Hamilton, James Archibald (1747–1815), Church of Ireland clergyman and astronomer, was born at Athlone, Co. Westmeath, son of Col. Gustavus Hamilton and Jane Hamilton (née Giverdot). From 1754 he attended the Royal School at Armagh before entering TCD (November 1764). He distinguished himself in the study of natural sciences and practical astronomy, graduating BA in the spring of 1769. He had been in holy orders before his graduation and held the position of rector of Kildress, Co. Armagh (1766–84). He subsequently served as perpetual curate at Lisnadill (1780–88), rector of Derryloran (1780), prebendary of Dunbin (1784), rector of Creggan and treasurer of St Patrick's cathedral, Armagh (1784–90), prebendary of Tynan (1790), prebendary of Mullaghbrack, and archdeacon of Ross (1780–1804). With the exception of the archdeaconry of Ross, all these positions were in Co. Armagh. While noted for his pluralist tendencies, Hamilton was by all accounts a conscientious and diligent clergyman and graduated BD and DD (Dubl.) in 1784. He was appointed as dean of Cloyne in September 1804 and resigned his position as archdeacon of Ross.
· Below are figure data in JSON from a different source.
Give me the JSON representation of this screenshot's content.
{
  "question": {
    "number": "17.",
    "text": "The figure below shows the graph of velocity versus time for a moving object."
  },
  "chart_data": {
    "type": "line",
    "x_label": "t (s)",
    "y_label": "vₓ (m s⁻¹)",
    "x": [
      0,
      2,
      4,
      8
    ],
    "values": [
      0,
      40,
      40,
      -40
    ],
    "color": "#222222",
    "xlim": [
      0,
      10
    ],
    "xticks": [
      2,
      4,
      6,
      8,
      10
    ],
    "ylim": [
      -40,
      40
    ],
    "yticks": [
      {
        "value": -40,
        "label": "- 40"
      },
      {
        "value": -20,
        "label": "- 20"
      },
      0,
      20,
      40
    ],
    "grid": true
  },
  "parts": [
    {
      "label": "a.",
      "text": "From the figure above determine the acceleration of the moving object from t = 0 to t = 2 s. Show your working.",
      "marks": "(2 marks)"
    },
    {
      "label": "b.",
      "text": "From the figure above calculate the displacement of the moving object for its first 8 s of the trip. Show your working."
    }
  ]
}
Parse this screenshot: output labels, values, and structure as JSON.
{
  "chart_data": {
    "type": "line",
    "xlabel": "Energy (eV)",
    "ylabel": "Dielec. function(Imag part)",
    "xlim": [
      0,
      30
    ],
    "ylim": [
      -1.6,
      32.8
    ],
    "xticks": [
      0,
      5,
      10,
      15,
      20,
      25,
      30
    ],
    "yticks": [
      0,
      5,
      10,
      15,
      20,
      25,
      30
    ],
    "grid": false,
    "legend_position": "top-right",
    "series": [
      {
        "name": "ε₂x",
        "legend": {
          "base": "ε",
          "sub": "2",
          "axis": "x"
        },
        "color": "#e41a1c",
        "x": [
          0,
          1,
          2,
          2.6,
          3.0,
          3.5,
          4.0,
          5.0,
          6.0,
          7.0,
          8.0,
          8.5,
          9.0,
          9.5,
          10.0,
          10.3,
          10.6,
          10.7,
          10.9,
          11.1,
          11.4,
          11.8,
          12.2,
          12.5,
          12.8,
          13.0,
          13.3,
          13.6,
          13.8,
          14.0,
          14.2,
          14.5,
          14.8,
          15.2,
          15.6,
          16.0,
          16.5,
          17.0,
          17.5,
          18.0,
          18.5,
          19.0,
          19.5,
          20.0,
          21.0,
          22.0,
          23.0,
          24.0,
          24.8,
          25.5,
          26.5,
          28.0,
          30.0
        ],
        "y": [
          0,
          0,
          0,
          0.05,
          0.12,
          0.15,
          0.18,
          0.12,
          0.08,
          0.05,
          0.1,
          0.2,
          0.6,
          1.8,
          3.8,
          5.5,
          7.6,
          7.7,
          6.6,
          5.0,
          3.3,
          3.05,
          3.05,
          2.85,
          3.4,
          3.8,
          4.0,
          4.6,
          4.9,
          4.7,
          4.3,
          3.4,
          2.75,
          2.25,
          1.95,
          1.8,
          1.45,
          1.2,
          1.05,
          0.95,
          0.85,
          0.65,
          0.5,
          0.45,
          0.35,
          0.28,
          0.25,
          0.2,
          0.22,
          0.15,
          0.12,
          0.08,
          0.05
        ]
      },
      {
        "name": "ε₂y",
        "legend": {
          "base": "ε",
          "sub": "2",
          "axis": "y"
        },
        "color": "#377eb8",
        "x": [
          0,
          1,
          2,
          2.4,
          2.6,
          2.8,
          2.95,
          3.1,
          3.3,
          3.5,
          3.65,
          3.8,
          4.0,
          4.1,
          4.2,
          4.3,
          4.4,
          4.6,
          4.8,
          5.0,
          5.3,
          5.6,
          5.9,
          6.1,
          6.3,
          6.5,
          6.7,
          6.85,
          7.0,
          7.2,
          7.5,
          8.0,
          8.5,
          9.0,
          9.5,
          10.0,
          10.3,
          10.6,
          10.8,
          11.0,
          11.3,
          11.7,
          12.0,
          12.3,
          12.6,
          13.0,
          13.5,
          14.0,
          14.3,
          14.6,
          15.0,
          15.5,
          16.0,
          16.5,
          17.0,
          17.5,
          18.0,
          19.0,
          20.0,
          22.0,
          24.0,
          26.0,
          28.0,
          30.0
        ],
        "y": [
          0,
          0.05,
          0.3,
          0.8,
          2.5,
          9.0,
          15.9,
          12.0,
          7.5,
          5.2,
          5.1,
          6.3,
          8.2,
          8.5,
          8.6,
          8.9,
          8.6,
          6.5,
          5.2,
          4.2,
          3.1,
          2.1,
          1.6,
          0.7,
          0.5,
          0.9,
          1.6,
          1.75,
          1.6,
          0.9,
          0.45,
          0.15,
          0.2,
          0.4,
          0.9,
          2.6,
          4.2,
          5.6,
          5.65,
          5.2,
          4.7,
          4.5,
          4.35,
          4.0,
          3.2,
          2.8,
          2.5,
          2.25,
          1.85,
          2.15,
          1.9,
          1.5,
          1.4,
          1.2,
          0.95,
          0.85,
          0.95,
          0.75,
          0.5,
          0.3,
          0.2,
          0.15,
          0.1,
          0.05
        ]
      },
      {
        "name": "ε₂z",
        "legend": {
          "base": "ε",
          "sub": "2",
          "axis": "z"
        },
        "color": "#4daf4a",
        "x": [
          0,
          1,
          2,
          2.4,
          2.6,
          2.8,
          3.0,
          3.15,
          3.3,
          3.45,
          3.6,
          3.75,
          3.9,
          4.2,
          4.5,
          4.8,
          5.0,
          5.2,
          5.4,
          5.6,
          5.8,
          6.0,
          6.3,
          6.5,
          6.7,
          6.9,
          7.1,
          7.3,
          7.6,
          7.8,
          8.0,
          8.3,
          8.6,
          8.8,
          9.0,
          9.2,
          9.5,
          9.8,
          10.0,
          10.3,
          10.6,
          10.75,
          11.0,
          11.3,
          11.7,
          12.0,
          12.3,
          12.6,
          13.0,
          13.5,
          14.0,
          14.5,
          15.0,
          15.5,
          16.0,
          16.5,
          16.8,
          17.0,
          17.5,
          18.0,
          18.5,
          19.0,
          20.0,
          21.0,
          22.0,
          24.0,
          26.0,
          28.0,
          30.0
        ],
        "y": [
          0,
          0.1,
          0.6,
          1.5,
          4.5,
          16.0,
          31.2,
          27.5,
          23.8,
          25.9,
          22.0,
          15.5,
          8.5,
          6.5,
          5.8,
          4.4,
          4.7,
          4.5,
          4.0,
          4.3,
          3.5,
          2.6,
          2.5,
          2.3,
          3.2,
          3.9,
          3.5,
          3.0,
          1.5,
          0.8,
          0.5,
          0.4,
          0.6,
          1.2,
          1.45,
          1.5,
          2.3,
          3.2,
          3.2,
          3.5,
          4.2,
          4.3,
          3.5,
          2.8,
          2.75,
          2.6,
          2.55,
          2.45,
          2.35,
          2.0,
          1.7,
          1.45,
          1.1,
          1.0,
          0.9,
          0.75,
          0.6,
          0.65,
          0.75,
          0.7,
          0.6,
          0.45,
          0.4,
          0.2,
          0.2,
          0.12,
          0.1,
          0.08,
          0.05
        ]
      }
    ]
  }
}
It was in the field of astronomy, however, that Hamilton was to achieve a level of scientific notoriety. In 1780 he acquired a residence at Cookstown, Co. Armagh, and fitted out a private observatory. He devoted himself to the study of perihelia and meteors and made valuable observations on the transit of Mercury. Like most astronomers of his era, he endeavoured to find a viable method of making longitude determinations and based his calculations on the movements of Jupiter's satellites. He was one of the first fifty members appointed to the RIA by royal charter in early 1786, and maintained a high profile in scientific circles in England and Ireland. A friend of Nevil Maskelyne, the astronomer royal, he visited him at Greenwich and maintained a correspondence with him on astronomical matters. When Primate Richard Robinson (qv) began work on Armagh observatory, Maskelyne recommended Hamilton for the position of astronomer and keeper of the observatory and museum. He was duly appointed (July 1790) and oversaw the equipping of the observatory. Retaining this position until his death, he made numerous contributions in the field of astronomy and developed a portable mountain barometer. He published several papers in Transactions of the Royal Irish Academy, including ‘An account of perihelia seen at Cookstown’ (1787), ‘On a new kind of portable barometer for measuring heights’ (1791), and ‘On the method of determining longitude by observations of the meridian passage of the moon and a star at two places’ (1797). He died 21 November 1815 at the observatory, and was buried at Mullaghbrack.
Hamilton married Jane Bunbury; they had two daughters. There are Hamilton letters, including his correspondence with Maskelyne, in the Armagh observatory archive, College Hill, Armagh.